The deal, which was announced last month, is HP’s largest acquisition since its US$19 billion purchase in 2002 of Compaq Computer under former CEO Carly Fiorina.
Based in Mountain View, Calif., Mercury is best known for testing and performance products such as BTO Enterprise and Quality Center. It was also the focus of a stock options probe in the United States, which led to the resignation of three senior executives and its delisting from Nasdaq earlier this year.
HP has been trying for several years to bolster its management software business, which is based around its OpenView products, a line criticized for being expensive and unsuited to mid-market customers.
“I am confident that this transaction means HP is building a software business that must be reckoned with,” HP chief executive Mark Hurd said in a teleconference call announcing the deal.
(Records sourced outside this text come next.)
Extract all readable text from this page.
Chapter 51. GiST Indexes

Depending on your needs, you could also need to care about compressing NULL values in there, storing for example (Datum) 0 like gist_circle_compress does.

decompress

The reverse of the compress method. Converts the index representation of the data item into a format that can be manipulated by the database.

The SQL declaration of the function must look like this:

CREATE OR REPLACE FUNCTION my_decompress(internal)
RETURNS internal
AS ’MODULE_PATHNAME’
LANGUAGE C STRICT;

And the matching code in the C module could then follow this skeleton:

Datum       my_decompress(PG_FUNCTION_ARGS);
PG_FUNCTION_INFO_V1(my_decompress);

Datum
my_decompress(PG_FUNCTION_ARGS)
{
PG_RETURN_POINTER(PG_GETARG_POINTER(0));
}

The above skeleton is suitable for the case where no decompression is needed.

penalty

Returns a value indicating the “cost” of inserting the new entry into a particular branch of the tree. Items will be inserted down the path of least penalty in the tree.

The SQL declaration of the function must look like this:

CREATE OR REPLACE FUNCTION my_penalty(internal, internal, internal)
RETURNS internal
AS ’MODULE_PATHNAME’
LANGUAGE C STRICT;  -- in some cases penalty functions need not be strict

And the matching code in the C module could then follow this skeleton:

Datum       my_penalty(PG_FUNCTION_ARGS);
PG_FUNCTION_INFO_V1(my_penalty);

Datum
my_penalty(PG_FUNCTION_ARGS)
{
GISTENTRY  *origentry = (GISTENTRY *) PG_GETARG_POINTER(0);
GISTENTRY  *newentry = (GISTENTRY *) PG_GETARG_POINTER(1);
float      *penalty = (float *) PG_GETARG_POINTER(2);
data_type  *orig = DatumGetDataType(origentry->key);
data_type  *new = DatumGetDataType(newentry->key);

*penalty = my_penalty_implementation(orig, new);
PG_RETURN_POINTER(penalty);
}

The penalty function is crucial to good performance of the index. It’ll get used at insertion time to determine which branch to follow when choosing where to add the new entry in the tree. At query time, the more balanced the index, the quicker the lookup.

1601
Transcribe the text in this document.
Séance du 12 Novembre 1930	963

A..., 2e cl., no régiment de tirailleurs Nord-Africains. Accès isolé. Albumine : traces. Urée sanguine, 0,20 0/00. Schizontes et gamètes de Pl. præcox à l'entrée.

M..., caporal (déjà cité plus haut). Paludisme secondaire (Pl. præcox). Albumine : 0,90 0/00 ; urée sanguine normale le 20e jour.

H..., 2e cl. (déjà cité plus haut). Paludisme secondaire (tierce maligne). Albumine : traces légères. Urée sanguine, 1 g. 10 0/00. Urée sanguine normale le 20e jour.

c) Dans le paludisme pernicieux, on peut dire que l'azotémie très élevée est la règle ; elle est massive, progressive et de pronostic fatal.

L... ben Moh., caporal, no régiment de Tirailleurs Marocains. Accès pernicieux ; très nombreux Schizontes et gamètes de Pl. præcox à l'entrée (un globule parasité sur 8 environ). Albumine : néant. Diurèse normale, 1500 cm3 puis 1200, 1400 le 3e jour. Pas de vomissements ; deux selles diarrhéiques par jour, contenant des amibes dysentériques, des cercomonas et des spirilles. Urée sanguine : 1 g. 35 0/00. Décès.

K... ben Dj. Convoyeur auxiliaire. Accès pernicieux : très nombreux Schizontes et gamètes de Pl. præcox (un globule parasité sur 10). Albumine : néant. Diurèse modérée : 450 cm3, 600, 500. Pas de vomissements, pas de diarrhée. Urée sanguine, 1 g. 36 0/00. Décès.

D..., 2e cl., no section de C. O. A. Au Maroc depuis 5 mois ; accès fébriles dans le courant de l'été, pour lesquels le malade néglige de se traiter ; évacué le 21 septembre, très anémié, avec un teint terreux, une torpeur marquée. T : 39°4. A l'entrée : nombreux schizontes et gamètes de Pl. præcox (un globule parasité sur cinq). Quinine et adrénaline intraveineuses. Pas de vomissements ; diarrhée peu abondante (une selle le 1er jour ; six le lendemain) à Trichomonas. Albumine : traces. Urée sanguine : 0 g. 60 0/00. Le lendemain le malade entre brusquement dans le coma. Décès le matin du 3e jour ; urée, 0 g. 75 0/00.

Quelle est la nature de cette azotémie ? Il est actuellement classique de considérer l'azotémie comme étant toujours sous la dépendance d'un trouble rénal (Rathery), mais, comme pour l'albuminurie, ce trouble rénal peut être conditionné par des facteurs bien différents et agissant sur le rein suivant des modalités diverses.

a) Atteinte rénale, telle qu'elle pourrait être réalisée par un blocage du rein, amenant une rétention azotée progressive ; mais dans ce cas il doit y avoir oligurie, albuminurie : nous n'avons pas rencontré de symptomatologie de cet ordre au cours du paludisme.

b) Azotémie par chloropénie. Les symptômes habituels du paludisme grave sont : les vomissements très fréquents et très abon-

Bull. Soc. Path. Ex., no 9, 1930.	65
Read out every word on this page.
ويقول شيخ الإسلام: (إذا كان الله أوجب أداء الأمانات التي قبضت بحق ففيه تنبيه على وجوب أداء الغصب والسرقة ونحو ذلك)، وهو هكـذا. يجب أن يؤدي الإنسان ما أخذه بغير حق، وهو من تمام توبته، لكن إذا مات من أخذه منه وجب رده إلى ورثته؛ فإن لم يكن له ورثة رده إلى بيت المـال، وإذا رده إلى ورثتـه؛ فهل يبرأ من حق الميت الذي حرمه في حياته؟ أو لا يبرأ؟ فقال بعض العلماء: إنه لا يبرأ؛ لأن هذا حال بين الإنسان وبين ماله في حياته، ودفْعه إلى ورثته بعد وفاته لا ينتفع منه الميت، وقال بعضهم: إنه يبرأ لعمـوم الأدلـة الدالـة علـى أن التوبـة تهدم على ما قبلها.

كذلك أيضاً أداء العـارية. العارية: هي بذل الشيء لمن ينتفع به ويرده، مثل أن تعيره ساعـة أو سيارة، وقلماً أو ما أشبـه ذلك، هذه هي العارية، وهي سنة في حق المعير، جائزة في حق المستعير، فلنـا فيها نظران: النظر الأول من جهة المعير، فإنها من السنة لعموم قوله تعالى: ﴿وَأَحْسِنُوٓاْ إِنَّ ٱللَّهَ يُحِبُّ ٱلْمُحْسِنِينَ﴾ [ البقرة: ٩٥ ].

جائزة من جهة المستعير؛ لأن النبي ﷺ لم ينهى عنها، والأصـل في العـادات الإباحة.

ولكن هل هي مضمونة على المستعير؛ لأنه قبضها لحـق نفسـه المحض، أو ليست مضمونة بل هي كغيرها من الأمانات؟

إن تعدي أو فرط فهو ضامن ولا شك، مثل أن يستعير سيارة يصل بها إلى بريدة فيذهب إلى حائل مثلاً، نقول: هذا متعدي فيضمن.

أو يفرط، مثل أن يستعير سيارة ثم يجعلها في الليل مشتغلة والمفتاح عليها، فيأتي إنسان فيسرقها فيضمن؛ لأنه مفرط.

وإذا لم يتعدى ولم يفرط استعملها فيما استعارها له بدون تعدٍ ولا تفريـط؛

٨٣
Canadian HP OpenView partners said it will take time before they understand more clearly whether the addition of the Mercury portfolio would open up new areas of opportunity within their own businesses.
“I don’t know the applications from Mercury that well,” admitted Gilles Laferrière, director of consulting services at PCD Solutions in Montreal. “(Network and application management) are very different areas . . . I think there’s room to focus on one of them.”
Could be appealing
PCD, for example, has deployed OpenView in a variety of customer settings, and in some cases works with partners such as Deloitte on more comprehensive projects.
“If we’re installing software on service desks, we’re going to focus on integrating the software with the processes that are in ITIL,” he said, referring to the IT Infrastructure Library set of best practices. “We’re not the ones that will define the processes, but we’ll make the bridge between the tools.”
Edward Pham, president of Real IT Management Inc. in Ottawa, said the combination could appeal to large corporations, particularly if they have a lot of in-house development work going on.
They do need to have an application to manage their development site, but the percentage is fairly small,” he said. “It can help handle the change management and the release cycle for those applications. There has been some interest among a few of our customers, but I’m not pursuing any new business around that right now.”
Mercury has been trying to recruit Canadian resellers for its products since 1997. Last year, the company hired former PeopleSoft Canada general manager Andy Aiklen to run its Toronto office. Earlier this year, the company signed a deal in which SAP Canada agreed to resell Mercury’s LoadRunner software. Spokespersons for SAP Canada did not return phone calls at press time.
Solstice Software, based in Claymont, Del., competes with Mercury in some areas of software and application testing, but has been its partner in other areas. Chris Benedetto, Solstice’s vice-president of marketing, said the HP takeover will provide better visibility into system performance and validates the need for management control and assurance over a variety of businesses.
HP expects to close the deal in the fourth quarter of this year. It said Mercury will increase the size of its business to more than US$2 billion.